Sepsis-Induced Takotsubo Cardiomyopathy Leading to Torsades de Pointes

1Department of Medicine, SUNY Downstate Medical Center, Brooklyn, NY 11203, USA
2Department of Cardiology, VA NY Harbor Healthcare System, Brooklyn, NY 11209, USA
3College of Medicine, SUNY Downstate Medical Center, Brooklyn, NY 11203, USA
4Department of Cardiology, SUNY Downstate Medical Center, Brooklyn, NY 11203, USA

Received 22 March 2016; Revised 7 June 2016; Accepted 26 June 2016

Academic Editor: Monvadi Barbara Srichai

Copyright © 2016 Nirav Patel et al. This is an open access article distributed under the Creative Commons Attribution License, which permits unrestricted use, distribution, and reproduction in any medium, provided the original work is properly cited.

Abstract

Background. Takotsubo cardiomyopathy (TCM) is sudden and reversible myocardial dysfunction often attributable to physical or emotional triggers. Case Report. We describe a 51-year-old man presented to emergency department with sepsis from urinary tract infection (UTI). He was placed on cefepime for UTI and non-ST-elevation myocardial infarction protocol given elevated troponins with chest pain.
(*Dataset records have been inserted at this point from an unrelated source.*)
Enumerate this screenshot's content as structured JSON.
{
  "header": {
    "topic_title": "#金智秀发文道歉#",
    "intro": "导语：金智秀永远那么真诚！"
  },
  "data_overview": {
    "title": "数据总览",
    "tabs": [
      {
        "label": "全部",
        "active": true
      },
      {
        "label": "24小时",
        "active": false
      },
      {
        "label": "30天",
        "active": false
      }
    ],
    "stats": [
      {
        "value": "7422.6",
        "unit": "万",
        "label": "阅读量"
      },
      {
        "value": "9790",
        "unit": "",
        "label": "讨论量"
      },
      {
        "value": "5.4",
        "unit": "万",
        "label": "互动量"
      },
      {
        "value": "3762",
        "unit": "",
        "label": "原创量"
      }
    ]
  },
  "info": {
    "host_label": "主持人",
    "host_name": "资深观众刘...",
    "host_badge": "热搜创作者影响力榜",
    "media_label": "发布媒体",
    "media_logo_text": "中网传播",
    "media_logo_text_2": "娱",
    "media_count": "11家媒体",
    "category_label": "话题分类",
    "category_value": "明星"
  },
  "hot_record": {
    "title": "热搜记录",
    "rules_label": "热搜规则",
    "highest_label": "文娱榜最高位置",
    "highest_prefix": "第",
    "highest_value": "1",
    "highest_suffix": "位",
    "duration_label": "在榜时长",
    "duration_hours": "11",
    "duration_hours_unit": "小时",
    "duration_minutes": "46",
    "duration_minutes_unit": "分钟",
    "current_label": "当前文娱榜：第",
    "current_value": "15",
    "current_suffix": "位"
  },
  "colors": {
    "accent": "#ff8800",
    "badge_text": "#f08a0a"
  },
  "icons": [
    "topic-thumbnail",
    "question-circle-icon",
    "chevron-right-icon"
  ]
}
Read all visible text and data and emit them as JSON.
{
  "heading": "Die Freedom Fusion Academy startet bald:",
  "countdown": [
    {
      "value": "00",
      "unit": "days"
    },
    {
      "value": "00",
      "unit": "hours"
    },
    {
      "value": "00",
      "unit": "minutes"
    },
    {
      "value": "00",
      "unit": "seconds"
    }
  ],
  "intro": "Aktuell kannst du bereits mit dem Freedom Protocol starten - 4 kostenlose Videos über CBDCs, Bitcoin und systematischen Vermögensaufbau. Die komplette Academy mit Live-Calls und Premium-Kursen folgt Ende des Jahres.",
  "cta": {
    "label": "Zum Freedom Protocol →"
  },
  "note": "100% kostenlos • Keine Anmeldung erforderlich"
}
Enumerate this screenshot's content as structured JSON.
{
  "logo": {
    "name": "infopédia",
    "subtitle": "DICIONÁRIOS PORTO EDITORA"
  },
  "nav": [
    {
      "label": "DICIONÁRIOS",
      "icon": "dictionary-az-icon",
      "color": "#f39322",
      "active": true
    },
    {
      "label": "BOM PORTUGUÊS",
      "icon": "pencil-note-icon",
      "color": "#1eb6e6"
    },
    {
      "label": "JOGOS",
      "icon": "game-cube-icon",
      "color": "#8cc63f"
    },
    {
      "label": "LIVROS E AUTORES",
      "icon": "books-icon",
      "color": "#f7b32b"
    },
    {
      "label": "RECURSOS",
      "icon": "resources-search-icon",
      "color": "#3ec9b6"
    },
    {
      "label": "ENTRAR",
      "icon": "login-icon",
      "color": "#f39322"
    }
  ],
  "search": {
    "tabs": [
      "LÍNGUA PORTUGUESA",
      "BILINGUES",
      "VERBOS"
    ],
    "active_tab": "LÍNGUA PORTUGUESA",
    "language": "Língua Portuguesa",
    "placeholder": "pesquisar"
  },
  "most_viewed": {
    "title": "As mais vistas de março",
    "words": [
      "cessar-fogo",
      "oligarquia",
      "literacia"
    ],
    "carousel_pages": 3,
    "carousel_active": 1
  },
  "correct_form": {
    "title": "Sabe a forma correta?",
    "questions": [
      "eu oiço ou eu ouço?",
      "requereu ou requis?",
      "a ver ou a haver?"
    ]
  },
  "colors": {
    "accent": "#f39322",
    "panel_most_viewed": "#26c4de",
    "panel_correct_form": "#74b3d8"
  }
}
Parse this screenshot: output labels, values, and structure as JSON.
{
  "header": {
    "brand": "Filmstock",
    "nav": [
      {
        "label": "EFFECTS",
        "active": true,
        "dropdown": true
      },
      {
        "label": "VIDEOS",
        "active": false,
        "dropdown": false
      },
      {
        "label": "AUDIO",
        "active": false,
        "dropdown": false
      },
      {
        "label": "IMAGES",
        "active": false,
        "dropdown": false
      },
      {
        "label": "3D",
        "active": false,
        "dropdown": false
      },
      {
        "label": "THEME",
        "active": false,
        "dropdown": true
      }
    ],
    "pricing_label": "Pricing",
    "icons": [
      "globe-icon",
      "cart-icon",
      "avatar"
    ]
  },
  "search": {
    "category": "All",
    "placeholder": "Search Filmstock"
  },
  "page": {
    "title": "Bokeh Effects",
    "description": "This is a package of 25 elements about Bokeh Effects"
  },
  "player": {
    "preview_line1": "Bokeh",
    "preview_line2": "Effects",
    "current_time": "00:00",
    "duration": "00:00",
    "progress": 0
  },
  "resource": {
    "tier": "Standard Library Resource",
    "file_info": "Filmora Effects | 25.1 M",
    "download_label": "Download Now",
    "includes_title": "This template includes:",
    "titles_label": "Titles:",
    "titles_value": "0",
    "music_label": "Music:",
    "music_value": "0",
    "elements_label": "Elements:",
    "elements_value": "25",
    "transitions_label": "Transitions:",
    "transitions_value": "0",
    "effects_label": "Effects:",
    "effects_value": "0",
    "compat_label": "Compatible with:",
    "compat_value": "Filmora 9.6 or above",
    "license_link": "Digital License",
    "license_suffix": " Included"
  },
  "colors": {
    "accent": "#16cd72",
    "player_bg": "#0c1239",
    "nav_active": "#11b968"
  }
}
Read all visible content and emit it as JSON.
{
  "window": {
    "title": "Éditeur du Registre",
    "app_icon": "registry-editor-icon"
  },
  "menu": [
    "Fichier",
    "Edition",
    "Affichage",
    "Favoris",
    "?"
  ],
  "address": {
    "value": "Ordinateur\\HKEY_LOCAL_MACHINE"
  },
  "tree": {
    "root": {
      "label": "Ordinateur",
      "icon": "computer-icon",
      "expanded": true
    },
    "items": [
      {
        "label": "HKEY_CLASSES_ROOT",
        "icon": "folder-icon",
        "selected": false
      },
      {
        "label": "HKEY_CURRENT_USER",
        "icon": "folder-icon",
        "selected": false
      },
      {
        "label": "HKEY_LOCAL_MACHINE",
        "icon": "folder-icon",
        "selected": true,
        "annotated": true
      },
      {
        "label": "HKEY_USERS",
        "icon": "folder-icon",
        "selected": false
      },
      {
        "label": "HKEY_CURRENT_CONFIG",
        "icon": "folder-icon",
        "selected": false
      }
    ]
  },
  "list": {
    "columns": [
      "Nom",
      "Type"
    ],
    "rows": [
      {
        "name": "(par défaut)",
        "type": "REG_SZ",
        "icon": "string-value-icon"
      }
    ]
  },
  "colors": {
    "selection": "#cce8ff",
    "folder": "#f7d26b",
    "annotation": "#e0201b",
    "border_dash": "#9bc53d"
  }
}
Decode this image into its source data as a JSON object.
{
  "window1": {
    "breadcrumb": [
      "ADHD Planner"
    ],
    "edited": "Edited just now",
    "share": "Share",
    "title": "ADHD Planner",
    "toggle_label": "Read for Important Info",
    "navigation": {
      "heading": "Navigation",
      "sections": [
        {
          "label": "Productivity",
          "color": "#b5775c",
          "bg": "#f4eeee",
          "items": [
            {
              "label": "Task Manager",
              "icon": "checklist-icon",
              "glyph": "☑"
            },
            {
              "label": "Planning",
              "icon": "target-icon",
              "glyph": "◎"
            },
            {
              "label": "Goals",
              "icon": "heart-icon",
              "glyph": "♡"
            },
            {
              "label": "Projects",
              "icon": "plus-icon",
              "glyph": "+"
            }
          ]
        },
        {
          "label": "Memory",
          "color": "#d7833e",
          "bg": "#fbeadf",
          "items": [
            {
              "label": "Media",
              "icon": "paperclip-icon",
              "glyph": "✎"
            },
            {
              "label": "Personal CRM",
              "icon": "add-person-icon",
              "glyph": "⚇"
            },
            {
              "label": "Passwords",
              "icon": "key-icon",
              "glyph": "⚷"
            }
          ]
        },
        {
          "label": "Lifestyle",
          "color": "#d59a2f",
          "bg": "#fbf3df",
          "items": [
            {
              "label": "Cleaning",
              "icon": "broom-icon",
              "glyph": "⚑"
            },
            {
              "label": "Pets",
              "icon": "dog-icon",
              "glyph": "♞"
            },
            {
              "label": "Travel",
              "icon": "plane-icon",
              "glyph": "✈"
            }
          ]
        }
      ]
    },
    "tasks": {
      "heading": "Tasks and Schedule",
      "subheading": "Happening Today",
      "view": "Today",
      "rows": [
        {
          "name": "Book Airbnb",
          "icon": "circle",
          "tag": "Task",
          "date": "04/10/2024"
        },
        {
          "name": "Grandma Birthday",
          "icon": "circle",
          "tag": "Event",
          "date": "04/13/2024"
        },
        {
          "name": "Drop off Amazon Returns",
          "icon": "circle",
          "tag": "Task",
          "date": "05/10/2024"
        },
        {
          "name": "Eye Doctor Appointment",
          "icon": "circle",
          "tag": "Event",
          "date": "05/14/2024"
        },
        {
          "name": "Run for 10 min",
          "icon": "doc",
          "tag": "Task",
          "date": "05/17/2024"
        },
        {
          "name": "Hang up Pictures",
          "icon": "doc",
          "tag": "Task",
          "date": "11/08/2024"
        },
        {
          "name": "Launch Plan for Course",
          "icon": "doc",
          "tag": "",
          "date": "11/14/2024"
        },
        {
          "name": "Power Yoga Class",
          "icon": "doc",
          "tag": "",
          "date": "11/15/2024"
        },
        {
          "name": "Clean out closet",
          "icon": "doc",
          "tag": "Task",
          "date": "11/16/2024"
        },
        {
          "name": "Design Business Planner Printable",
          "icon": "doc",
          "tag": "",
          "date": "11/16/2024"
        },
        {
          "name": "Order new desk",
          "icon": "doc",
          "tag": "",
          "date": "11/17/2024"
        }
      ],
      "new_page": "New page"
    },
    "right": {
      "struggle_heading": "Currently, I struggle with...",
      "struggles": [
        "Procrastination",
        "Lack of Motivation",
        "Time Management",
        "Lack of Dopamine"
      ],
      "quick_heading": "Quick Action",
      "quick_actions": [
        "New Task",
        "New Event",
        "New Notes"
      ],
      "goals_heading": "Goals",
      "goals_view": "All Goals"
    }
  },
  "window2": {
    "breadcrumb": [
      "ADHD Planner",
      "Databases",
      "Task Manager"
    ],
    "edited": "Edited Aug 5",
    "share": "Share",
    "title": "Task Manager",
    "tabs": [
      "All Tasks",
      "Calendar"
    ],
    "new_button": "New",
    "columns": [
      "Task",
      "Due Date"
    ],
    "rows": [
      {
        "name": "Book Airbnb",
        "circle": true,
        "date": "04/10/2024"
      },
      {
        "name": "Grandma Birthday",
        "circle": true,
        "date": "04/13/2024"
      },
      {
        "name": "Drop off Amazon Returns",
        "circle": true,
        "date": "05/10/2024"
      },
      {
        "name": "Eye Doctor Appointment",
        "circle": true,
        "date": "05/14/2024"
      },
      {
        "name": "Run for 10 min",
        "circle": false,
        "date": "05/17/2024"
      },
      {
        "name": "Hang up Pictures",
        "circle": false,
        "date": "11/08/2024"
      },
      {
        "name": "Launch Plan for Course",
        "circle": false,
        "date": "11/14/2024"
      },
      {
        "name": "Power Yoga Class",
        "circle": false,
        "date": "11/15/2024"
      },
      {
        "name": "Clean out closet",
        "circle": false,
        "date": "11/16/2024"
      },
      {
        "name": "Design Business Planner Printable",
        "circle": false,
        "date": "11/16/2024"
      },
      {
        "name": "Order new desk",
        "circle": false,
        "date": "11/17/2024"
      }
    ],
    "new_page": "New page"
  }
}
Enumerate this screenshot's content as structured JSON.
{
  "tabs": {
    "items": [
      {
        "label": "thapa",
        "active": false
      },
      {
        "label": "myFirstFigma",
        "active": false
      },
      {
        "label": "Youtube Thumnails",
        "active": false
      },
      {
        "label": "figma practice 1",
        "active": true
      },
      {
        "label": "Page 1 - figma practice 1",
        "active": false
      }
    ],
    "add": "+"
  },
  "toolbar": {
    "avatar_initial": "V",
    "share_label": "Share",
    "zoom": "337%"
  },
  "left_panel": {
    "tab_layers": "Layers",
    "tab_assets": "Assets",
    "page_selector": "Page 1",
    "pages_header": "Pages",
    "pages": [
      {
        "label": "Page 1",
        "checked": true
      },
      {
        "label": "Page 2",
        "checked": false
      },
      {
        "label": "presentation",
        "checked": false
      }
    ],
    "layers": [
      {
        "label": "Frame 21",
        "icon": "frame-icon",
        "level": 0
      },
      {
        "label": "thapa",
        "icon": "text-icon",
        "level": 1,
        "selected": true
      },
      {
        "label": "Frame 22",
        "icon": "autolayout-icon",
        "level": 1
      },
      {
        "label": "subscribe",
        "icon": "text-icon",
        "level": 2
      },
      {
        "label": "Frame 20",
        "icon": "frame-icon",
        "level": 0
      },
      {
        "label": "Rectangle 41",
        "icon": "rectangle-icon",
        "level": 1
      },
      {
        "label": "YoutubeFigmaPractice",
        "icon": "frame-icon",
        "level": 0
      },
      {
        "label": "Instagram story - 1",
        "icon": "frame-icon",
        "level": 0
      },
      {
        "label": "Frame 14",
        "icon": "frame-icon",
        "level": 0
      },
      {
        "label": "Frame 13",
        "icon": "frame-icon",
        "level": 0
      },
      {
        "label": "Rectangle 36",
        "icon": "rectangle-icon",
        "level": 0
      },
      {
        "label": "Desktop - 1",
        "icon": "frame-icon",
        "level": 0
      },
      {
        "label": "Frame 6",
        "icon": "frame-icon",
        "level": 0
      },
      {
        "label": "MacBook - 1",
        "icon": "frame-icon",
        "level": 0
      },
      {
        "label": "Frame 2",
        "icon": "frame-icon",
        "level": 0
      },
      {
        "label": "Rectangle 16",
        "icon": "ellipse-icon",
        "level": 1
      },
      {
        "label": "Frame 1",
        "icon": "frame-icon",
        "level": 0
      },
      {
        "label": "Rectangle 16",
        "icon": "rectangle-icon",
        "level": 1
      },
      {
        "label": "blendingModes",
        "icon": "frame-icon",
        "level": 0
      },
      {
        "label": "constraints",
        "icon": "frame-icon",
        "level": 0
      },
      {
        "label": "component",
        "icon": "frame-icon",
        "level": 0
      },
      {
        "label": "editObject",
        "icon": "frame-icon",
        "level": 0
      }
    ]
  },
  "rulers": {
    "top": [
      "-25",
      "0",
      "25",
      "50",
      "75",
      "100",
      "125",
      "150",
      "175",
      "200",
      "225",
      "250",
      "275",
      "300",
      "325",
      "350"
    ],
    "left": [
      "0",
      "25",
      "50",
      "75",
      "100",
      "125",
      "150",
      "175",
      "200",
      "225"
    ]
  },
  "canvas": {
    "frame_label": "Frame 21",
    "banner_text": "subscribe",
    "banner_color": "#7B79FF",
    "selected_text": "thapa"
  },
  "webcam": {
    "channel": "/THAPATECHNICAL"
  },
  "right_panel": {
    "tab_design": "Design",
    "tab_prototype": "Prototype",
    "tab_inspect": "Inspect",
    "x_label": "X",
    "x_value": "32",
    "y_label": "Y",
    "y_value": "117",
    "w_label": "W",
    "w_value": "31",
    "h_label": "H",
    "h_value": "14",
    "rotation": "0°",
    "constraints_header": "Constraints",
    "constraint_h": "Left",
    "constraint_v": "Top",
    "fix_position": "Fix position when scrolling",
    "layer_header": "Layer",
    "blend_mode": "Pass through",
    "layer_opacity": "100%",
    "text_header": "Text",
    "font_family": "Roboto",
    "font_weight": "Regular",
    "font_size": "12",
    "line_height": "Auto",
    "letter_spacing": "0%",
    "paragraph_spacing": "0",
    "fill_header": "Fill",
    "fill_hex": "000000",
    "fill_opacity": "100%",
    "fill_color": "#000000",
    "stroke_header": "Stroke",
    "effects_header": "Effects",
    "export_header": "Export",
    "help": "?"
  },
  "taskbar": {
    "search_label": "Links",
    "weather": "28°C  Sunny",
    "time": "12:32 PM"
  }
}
Subsequently, patient was pulseless with torsades de pointes (TdP) and then converted to sinus rhythm with cardioversion. An echocardiogram revealed low ejection fraction with hypokinesis of the apical wall. Over 48 hours, the patient was extubated and stable on 3 L/min nasal cannula. He underwent a cardiac catheterization to evaluate coronary artery disease (CAD) and was found to have mild nonobstructive CAD with no further findings. Conclusion. TCM is a rare disorder presenting with symptoms similar to acute coronary syndrome. Though traditionally elicited by physical and emotional triggers leading to transient left ventricular dysfunction, our case suggests that it may also be triggered by a urinary tract infection and lead to severe QT prolongation and a malignant ventricular arrhythmia in TdP.